Paper No. 6
Presentation Time: 3:30 PM
MIDWESTERN SAND DUNES, GEOARCHAEOLOGY, AND LIDAR: PRELIMINARY GEOMORPHIC LANDFORM ANALYSIS OF THE SANDY SPRINGS PALEOINDIAN SITE IN THE UPPER OHIO RIVER VALLEY
Sandy Springs represents a widely cited, yet poorly understood, Paleoindian archaeological site (~11.5k – 10k RCYBP) located along the Ohio River in southeastern Adams County, Ohio. Little attention has been given to reconstructing the geomorphic history of the surrounding landscape or to the potential that late Quaternary deposits may preserve undocumented Paleoindian components. Preliminary analysis of LiDAR data illustrates that the landscape includes a series of step-like geomorphic surfaces that likely reflect a chronosequence of alluvial/outwash terraces dating from the Late Pleistocene through Holocene. Upper landforms are characterized further by relict eolian sand dunes of undetermined age that reportedly contain archaeological material. Several surficial saline springs also are known to occur in proximity to dune features. LiDAR and NRCS soils data show that dune features rim an oval-shaped low area measuring 2.5 by 0.5 km.
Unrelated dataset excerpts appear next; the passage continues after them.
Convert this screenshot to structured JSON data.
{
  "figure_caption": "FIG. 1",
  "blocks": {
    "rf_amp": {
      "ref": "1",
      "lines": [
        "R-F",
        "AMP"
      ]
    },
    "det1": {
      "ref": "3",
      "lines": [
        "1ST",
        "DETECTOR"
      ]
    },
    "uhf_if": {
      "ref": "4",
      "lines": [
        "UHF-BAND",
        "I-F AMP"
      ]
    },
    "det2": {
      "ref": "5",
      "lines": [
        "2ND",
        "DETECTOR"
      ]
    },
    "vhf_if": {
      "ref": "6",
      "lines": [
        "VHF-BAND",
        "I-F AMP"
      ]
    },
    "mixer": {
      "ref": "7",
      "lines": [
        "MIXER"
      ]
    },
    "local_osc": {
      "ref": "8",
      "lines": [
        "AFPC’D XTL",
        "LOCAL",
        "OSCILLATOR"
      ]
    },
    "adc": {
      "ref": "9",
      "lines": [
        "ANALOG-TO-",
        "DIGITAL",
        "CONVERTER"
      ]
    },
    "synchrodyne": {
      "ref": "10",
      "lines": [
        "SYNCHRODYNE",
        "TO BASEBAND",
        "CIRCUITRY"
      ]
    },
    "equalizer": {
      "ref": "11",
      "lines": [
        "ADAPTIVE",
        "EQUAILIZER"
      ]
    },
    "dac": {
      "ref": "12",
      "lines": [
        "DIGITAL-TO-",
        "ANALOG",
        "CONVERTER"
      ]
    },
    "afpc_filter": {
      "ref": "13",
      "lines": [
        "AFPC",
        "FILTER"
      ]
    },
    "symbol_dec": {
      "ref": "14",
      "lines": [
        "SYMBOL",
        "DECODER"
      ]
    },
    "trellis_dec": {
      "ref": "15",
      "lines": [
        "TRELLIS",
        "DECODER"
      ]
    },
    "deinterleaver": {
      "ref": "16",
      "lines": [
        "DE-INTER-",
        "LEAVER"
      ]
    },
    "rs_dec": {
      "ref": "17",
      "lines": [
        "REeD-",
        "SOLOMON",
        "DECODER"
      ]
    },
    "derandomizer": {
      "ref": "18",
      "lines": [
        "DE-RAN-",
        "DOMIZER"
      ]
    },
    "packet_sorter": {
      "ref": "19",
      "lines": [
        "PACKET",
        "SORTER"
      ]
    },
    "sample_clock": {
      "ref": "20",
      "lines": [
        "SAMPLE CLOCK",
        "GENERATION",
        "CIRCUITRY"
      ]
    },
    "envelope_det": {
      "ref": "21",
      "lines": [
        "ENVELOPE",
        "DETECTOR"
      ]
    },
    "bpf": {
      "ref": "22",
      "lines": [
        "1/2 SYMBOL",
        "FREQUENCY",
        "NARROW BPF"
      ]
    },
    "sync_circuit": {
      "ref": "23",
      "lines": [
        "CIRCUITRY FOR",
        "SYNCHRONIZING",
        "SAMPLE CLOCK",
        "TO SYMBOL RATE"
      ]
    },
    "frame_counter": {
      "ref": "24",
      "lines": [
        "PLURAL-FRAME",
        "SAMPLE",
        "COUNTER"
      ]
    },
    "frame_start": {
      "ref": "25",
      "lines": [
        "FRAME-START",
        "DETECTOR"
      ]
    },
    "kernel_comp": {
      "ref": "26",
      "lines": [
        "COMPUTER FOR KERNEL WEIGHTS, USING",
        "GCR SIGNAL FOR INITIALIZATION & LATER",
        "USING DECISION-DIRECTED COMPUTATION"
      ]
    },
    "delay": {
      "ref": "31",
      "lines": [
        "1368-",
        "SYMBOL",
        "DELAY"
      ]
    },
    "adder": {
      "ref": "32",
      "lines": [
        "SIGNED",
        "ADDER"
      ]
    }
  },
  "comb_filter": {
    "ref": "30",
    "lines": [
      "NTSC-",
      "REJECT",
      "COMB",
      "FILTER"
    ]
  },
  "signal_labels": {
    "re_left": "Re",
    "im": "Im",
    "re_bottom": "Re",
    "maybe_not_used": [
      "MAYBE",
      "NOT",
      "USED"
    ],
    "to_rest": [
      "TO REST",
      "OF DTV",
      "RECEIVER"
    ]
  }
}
Dune formation is especially distinctive on the south-southwestern rim region where it is ~2.4 linear km in length. Dunes display a mixed morphology that appears to include a star-like dune, a possible compound barchan dune, and a possible climbing dune that extends roughly 18 m in height above the surrounding landscape. To what degree dune morphologies are the result of depositional or erosional processes remains unknown. It is proposed that dunes reflect source bordering features associated with increased eolian sedimentation during periods of reduced vegetation cover. Possible causes of vegetation reduction include periods of increased aridity, wildfires, salinization of local water table, or water table drawdown. Finally, it is likely that periods of increased eolian sedimentation resulted in burial of downwind portions of the Paleoindian archaeological component.